Researchers have reported on the long-term implications of extended time off of work due to a concussion. Theadom and colleagues [
8] explored employment status, work limitations, and productivity loss four years after mTBI, in New Zealand. They found that more than half of adults with concussion experience challenges during their RTW, and that individuals who sustained mTBI reported far greater difficulties at work than the New Zealand general population four years post-injury. They also reported a work productivity loss of 3.6%, four years after mTBI, which was higher than the New Zealand population norm of 2.3%. Fallesen and Campos [
11] studied the socioeconomic effects of concussion on working age adults in Denmark and discovered that adults (20–59 years old) who suffered a concussion over the study period experienced average salary losses of 4.2%. They also found that, over a five-year period, total income decline was lower than salary decline, potentially due to the impact of concussion on salary results from individuals exiting the labour force and collecting income from avenues such as early retirement, disability pension, or self-sufficiency [
11]. Other researchers have reported that some workers continue to rely on wage replacement benefits two years post-TBI [
29]. Given that 35.5% (
n = 11) of workers in the present study reported that they were on long-term leave or disability, it is important to ensure that stakeholders have adequate knowledge and appropriate tools to address concussion early on and facilitate return to normal activities, as soon as it is safe to do so.
While the present research allowed for exploration of experiences and perspectives of workers and workplace and healthcare professionals from a variety of industries, the sample was homogenous in that the majority of worker and workplace participants were primarily English-speaking, female, middle-aged, urban-dwelling, and securely employed.
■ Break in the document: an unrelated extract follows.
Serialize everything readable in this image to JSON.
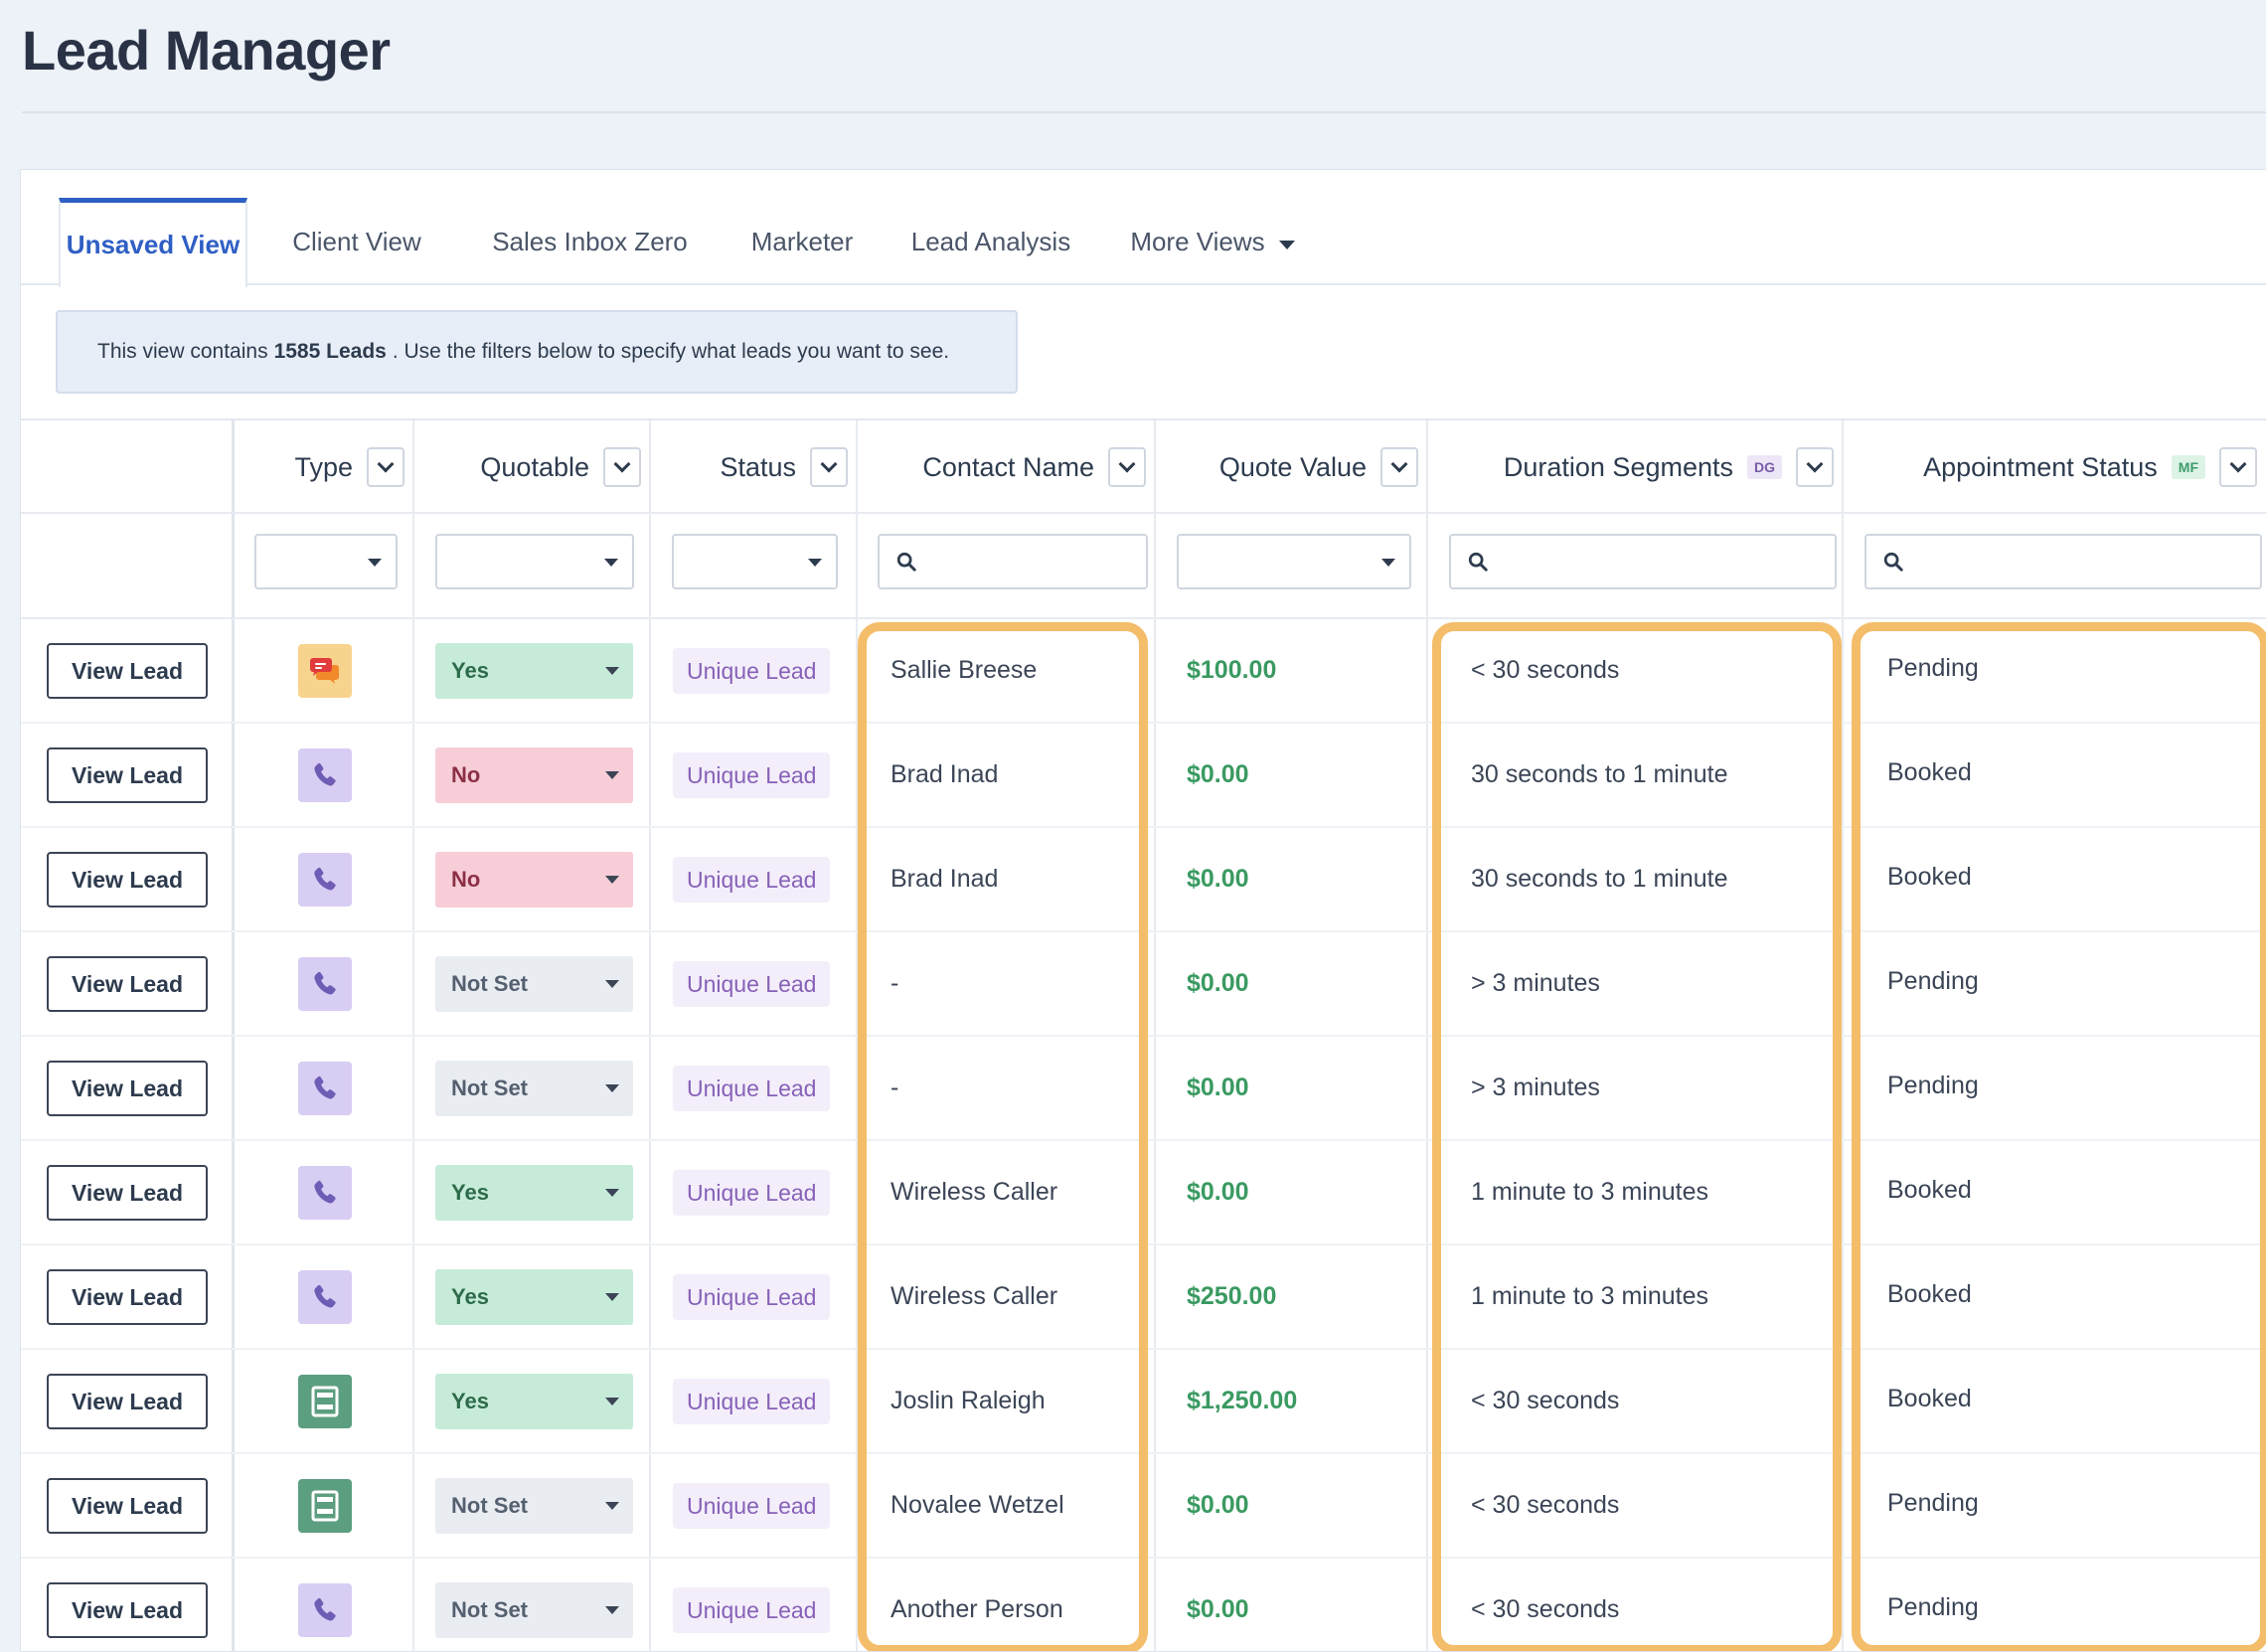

An understanding of family caregivers, insurers, managers, and employers’ experiences with supporting concussion recovery and RTW may further aid in developing concussion tools and education and addressing gaps when supporting an adult with concussion. Although findings from the current research cannot be completely generalized to all adults who experience concussion, they are in line with findings from other researchers, which strengthens the rationale for developing the CATT WW, and for continuing to advocate for further education and resources for all stakeholders involved in concussion recovery and RTW.